Remote scheduled task creation:

Another opportunity for detection would be the use of command line options "/S", “/U” and "/P", which are used to specify the IP address for a remote computer, the user context under which Schtasks.exe should run, and the password for a given user context respectively. While these command line options can be used legitimately to create scheduled tasks on remote machines, they are not commonly observed based on historical data from F-Secure Countercept. The Sigma rule created to detect this behavior can be found on our GitHub and is named win_remote_schtasks_creation.

Suspicious scheduled task execution:

While the creation of remote scheduled tasks is often observed on the first compromised host to move laterally to other hosts in the network, the tasks themselves will eventually execute on these hosts. Thus, it would also be valuable to build detections for suspicious processes that are executed by the Windows Task Scheduler.

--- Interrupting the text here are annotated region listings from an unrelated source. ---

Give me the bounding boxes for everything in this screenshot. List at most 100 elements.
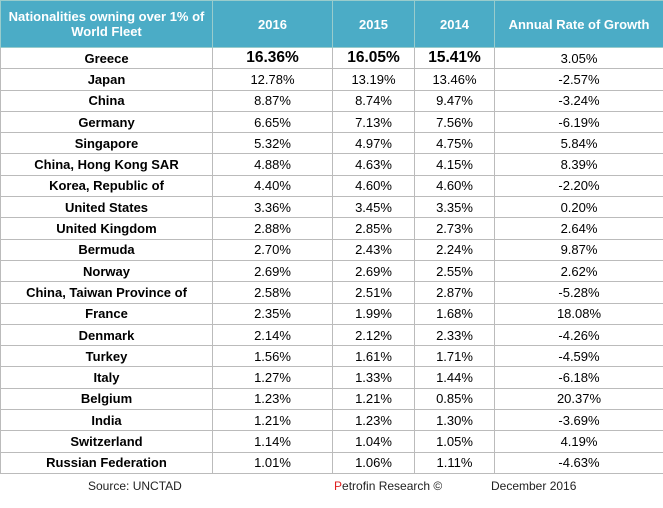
fleet-table: Nationalities owning over 1% of World Fl… xyxy=(0,0,663,474)
table-row: Russian Federation 1.01% 1.06% 1.11% -4.63% xyxy=(0,451,663,474)
value-cell: 8.74% xyxy=(332,89,415,112)
value-cell: -4.63% xyxy=(494,451,663,474)
value-cell: 4.19% xyxy=(494,430,663,453)
value-cell: 1.23% xyxy=(212,387,333,411)
nation-cell: China xyxy=(0,89,213,112)
value-cell: 2.73% xyxy=(414,217,495,240)
value-cell: 1.56% xyxy=(212,345,333,368)
header-cell: 2015 xyxy=(332,0,415,48)
value-cell: 1.68% xyxy=(414,302,495,325)
value-cell: 3.35% xyxy=(414,196,495,219)
value-cell: 1.99% xyxy=(332,302,415,325)
value-cell: 1.04% xyxy=(332,430,415,453)
value-cell: 16.05% xyxy=(332,46,415,70)
value-cell: 1.05% xyxy=(414,430,495,453)
source: Source: UNCTAD xyxy=(88,478,182,493)
nation-cell: United Kingdom xyxy=(0,217,213,240)
value-cell: 5.84% xyxy=(494,132,663,155)
nation-cell: Singapore xyxy=(0,132,213,155)
value-cell: -3.24% xyxy=(494,89,663,112)
table-row: China 8.87% 8.74% 9.47% -3.24% xyxy=(0,89,663,112)
value-cell: -2.57% xyxy=(494,68,663,91)
value-cell: 1.21% xyxy=(332,387,415,411)
value-cell: 0.85% xyxy=(414,387,495,411)
table-row: Italy 1.27% 1.33% 1.44% -6.18% xyxy=(0,366,663,389)
value-cell: -3.69% xyxy=(494,409,663,432)
table-row: Turkey 1.56% 1.61% 1.71% -4.59% xyxy=(0,345,663,368)
table-row: Korea, Republic of 4.40% 4.60% 4.60% -2.20% xyxy=(0,174,663,198)
nation-cell: United States xyxy=(0,196,213,219)
value-cell: -6.18% xyxy=(494,366,663,389)
value-cell: -5.28% xyxy=(494,281,663,304)
value-cell: 4.15% xyxy=(414,153,495,176)
header-row: Nationalities owning over 1% of World Fl… xyxy=(0,0,663,48)
table-row: Bermuda 2.70% 2.43% 2.24% 9.87% xyxy=(0,238,663,261)
value-cell: 8.39% xyxy=(494,153,663,176)
value-cell: 3.45% xyxy=(332,196,415,219)
table-row: Germany 6.65% 7.13% 7.56% -6.19% xyxy=(0,110,663,134)
value-cell: 8.87% xyxy=(212,89,333,112)
value-cell: 2.88% xyxy=(212,217,333,240)
nation-cell: Japan xyxy=(0,68,213,91)
value-cell: 2.64% xyxy=(494,217,663,240)
value-cell: 2.51% xyxy=(332,281,415,304)
nation-cell: Turkey xyxy=(0,345,213,368)
value-cell: 1.61% xyxy=(332,345,415,368)
value-cell: 15.41% xyxy=(414,46,495,70)
table-row: Switzerland 1.14% 1.04% 1.05% 4.19% xyxy=(0,430,663,453)
value-cell: 1.01% xyxy=(212,451,333,474)
value-cell: 0.20% xyxy=(494,196,663,219)
value-cell: -2.20% xyxy=(494,174,663,198)
table-row: France 2.35% 1.99% 1.68% 18.08% xyxy=(0,302,663,325)
value-cell: 2.12% xyxy=(332,323,415,347)
nation-cell: France xyxy=(0,302,213,325)
nation-cell: Switzerland xyxy=(0,430,213,453)
value-cell: 2.69% xyxy=(212,259,333,283)
value-cell: 4.75% xyxy=(414,132,495,155)
value-cell: 6.65% xyxy=(212,110,333,134)
value-cell: 2.70% xyxy=(212,238,333,261)
value-cell: 4.97% xyxy=(332,132,415,155)
nation-cell: Greece xyxy=(0,46,213,70)
value-cell: 2.33% xyxy=(414,323,495,347)
value-cell: -4.59% xyxy=(494,345,663,368)
value-cell: 13.46% xyxy=(414,68,495,91)
value-cell: 1.30% xyxy=(414,409,495,432)
value-cell: 1.71% xyxy=(414,345,495,368)
nation-cell: China, Taiwan Province of xyxy=(0,281,213,304)
nation-cell: Germany xyxy=(0,110,213,134)
table-row: United States 3.36% 3.45% 3.35% 0.20% xyxy=(0,196,663,219)
footer: Source: UNCTAD Petrofin Research © Decem… xyxy=(0,474,663,498)
value-cell: 18.08% xyxy=(494,302,663,325)
header-cell: 2016 xyxy=(212,0,333,48)
header-cell: 2014 xyxy=(414,0,495,48)
table-row: China, Taiwan Province of 2.58% 2.51% 2.87%… xyxy=(0,281,663,304)
value-cell: 2.62% xyxy=(494,259,663,283)
value-cell: 1.11% xyxy=(414,451,495,474)
table-row: Singapore 5.32% 4.97% 4.75% 5.84% xyxy=(0,132,663,155)
value-cell: 9.87% xyxy=(494,238,663,261)
value-cell: 16.36% xyxy=(212,46,333,70)
nation-cell: China, Hong Kong SAR xyxy=(0,153,213,176)
value-cell: 4.40% xyxy=(212,174,333,198)
value-cell: 7.13% xyxy=(332,110,415,134)
nation-cell: Denmark xyxy=(0,323,213,347)
value-cell: 4.60% xyxy=(332,174,415,198)
value-cell: -4.26% xyxy=(494,323,663,347)
table-row: China, Hong Kong SAR 4.88% 4.63% 4.15% 8.39% xyxy=(0,153,663,176)
value-cell: 4.88% xyxy=(212,153,333,176)
table-row: Greece 16.36% 16.05% 15.41% 3.05% xyxy=(0,46,663,70)
table-row: United Kingdom 2.88% 2.85% 2.73% 2.64% xyxy=(0,217,663,240)
value-cell: 2.69% xyxy=(332,259,415,283)
table-row: Denmark 2.14% 2.12% 2.33% -4.26% xyxy=(0,323,663,347)
nation-cell: Korea, Republic of xyxy=(0,174,213,198)
value-cell: -6.19% xyxy=(494,110,663,134)
value-cell: 7.56% xyxy=(414,110,495,134)
value-cell: 4.60% xyxy=(414,174,495,198)
value-cell: 1.33% xyxy=(332,366,415,389)
nation-cell: Bermuda xyxy=(0,238,213,261)
value-cell: 1.14% xyxy=(212,430,333,453)
table-row: Japan 12.78% 13.19% 13.46% -2.57% xyxy=(0,68,663,91)
nation-cell: Italy xyxy=(0,366,213,389)
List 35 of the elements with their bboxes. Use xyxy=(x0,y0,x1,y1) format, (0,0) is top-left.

This can be achieved by detecting a combination of suspicious processes or processes that are commonly used to launch suspicious scripts; examples include Cmd.exe, Powershell.exe, Cscript.exe and Reg.exe. For these processes we can filter for where the parent process is either Windows Task Scheduler Service (“svchost.exe -k netsvcs –p  -s Schedule”) or Windows Task Scheduler Engine (Taskeng.exe). We observed some difference in scheduled tasks execution in different versions of Windows. In newer versions such as Windows 10 and Windows Server 2016, scheduled tasks are executed directly from Windows Task Scheduler Service where older versions like Windows 7 and Windows Server 2012 are executed from Windows Task Scheduler Engine.

The Sigma rule created to detect this behavior can be found on our GitHub and is named win_susp_schtasks_execution. However, it is worth noting that during testing we found that without any tuning this rule will often trigger false positives, especially in environments where scheduled tasks are used to regularly run custom administrative scripts. Therefore, blue teams should identify and exclude any known administrative scripts in the detection rule before implementation in production environments.

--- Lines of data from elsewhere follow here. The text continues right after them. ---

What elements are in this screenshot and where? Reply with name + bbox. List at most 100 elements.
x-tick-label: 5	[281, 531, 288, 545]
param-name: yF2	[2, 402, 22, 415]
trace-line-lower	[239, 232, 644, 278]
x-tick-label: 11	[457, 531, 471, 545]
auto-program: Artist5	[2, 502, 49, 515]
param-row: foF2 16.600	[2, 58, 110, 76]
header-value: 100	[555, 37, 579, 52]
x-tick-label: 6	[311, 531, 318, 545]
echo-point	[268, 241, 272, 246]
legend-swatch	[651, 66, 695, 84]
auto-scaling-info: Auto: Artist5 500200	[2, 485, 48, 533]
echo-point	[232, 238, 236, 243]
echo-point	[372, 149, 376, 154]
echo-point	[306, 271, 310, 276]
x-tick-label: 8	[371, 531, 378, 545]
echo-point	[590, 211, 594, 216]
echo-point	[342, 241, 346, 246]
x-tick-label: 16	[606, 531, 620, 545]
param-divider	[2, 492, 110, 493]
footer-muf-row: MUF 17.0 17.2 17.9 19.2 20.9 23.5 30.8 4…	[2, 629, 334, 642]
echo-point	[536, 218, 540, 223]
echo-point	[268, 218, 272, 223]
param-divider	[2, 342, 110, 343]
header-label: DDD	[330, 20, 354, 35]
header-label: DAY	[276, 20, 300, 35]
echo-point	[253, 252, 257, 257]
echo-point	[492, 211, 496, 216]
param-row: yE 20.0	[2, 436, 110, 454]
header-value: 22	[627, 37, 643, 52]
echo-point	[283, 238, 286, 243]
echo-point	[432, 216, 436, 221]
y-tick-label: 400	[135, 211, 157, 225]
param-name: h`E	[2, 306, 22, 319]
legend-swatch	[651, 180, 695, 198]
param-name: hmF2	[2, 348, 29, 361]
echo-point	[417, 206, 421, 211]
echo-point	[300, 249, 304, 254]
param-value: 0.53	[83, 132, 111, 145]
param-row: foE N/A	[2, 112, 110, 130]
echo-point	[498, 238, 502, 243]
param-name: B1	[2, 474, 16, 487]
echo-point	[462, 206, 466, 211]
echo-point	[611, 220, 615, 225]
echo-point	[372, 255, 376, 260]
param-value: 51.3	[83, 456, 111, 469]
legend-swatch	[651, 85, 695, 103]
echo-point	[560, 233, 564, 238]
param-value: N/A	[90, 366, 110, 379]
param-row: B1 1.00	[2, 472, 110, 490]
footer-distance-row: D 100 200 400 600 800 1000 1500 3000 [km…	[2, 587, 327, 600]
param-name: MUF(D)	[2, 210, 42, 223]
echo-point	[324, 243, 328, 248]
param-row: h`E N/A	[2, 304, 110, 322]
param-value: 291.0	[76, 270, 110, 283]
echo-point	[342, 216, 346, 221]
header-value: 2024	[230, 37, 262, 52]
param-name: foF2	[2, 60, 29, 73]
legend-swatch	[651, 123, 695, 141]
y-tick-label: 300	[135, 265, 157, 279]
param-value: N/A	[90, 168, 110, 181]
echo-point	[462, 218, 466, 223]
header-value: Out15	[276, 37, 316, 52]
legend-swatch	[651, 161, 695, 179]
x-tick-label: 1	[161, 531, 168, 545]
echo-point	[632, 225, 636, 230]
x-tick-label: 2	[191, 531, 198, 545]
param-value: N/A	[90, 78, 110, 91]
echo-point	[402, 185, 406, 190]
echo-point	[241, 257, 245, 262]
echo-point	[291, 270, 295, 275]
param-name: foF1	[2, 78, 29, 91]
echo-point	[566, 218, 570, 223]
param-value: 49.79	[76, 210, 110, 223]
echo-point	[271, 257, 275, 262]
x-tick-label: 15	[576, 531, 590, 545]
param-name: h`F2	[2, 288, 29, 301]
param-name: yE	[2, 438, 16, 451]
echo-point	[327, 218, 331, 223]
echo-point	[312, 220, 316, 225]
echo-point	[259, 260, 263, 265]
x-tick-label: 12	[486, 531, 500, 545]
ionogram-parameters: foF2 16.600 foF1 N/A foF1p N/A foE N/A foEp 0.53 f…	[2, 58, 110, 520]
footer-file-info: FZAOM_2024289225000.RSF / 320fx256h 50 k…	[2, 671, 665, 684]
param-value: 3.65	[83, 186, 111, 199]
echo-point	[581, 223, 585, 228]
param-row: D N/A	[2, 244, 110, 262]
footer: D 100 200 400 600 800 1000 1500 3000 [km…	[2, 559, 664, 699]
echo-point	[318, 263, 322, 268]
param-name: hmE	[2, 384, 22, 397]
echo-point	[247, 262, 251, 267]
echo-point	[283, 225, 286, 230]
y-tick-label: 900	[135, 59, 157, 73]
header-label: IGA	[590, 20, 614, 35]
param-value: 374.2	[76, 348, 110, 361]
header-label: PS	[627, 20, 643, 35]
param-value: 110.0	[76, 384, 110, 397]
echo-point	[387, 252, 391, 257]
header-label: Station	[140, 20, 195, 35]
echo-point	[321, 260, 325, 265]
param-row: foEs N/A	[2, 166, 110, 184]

With the credentials acquired using the techniques explained in the Credential Access section, the Lazarus Group were able to move laterally across the network. To achieve this, they made use of common remote services such as RDP and VNC.

Detection

It is challenging to write detection rules for the use of RDP and VNC as they are generally widely used within networks of all sizes for legitimate purposes. Context is crucial for such activities, and malicious activity is often only apparent by looking at a combination of user and endpoint activity across many systems on the network over hours or days, rather than focusing on a single event on a single endpoint.

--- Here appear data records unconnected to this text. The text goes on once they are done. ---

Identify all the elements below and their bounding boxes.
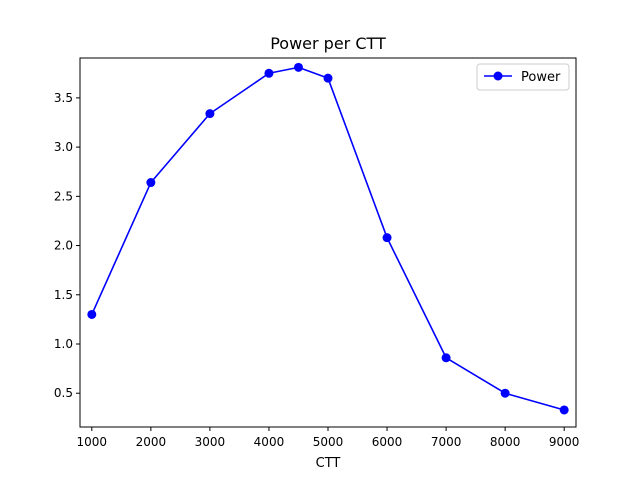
data-point bbox=[559, 405, 569, 415]
x-axis-ticks: 1000 2000 3000 4000 5000 6000 7000 8000 9000 bbox=[77, 427, 580, 449]
x-tick-label: 4000 bbox=[254, 435, 285, 449]
y-tick-label: 0.5 bbox=[54, 386, 73, 400]
y-tick-label: 3.0 bbox=[54, 140, 73, 154]
y-tick-label: 1.5 bbox=[54, 288, 73, 302]
y-tick-label: 3.5 bbox=[54, 91, 73, 105]
x-tick-label: 1000 bbox=[77, 435, 108, 449]
data-point bbox=[323, 73, 333, 83]
x-tick-label: 3000 bbox=[195, 435, 226, 449]
data-point bbox=[205, 109, 215, 119]
y-tick-label: 2.0 bbox=[54, 239, 73, 253]
y-axis-ticks: 0.5 1.0 1.5 2.0 2.5 3.0 3.5 bbox=[54, 91, 80, 400]
legend-marker-swatch bbox=[493, 71, 503, 81]
x-axis-title: CTT bbox=[316, 456, 341, 471]
x-tick-label: 7000 bbox=[431, 435, 462, 449]
data-point bbox=[87, 309, 97, 319]
x-tick-label: 9000 bbox=[549, 435, 580, 449]
data-point bbox=[382, 233, 392, 243]
legend-box bbox=[476, 63, 570, 91]
chart-title: Power per CTT bbox=[270, 34, 386, 53]
data-point bbox=[146, 178, 156, 188]
y-tick-label: 1.0 bbox=[54, 337, 73, 351]
series-layer bbox=[87, 62, 569, 415]
data-point bbox=[441, 353, 451, 363]
data-point bbox=[264, 68, 274, 78]
x-tick-label: 5000 bbox=[313, 435, 344, 449]
series-line-power bbox=[91, 66, 565, 411]
x-tick-label: 6000 bbox=[372, 435, 403, 449]
data-point bbox=[500, 388, 510, 398]
plot-frame bbox=[79, 57, 577, 428]
y-tick-label: 2.5 bbox=[54, 189, 73, 203]
x-tick-label: 2000 bbox=[136, 435, 167, 449]
data-point bbox=[293, 62, 303, 72]
legend-label-power: Power bbox=[521, 70, 561, 85]
x-tick-label: 8000 bbox=[490, 435, 521, 449]
legend: Power bbox=[476, 63, 570, 91]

To combat this detection challenge, at F-Secure Countercept we use User Behavior Analytics (UBA), a technique focused on detecting when users perform new activity that they have not performed historically.

Traditionally, blue teams’ focus has been on detecting generic "bad" behavior. As with most of the content in this detection report, it involves searching for a wide variety of offensive tactics, techniques, and procedures (TTPs) and general anomalies that relate to them. UBA differs from this in that it focuses on detecting anomalies based on user behavior, regardless of whether any offensive techniques have been used. This focus makes it a perfect complement to our traditional focus and has the potential to fill in some key detection gaps.

For example, by analyzing 4624 and 4648 logon events from Windows security Event Logs, it is possible to identify when a standard user account authenticates to multiple new (for that user) endpoints, which can be an indication of lateral movement.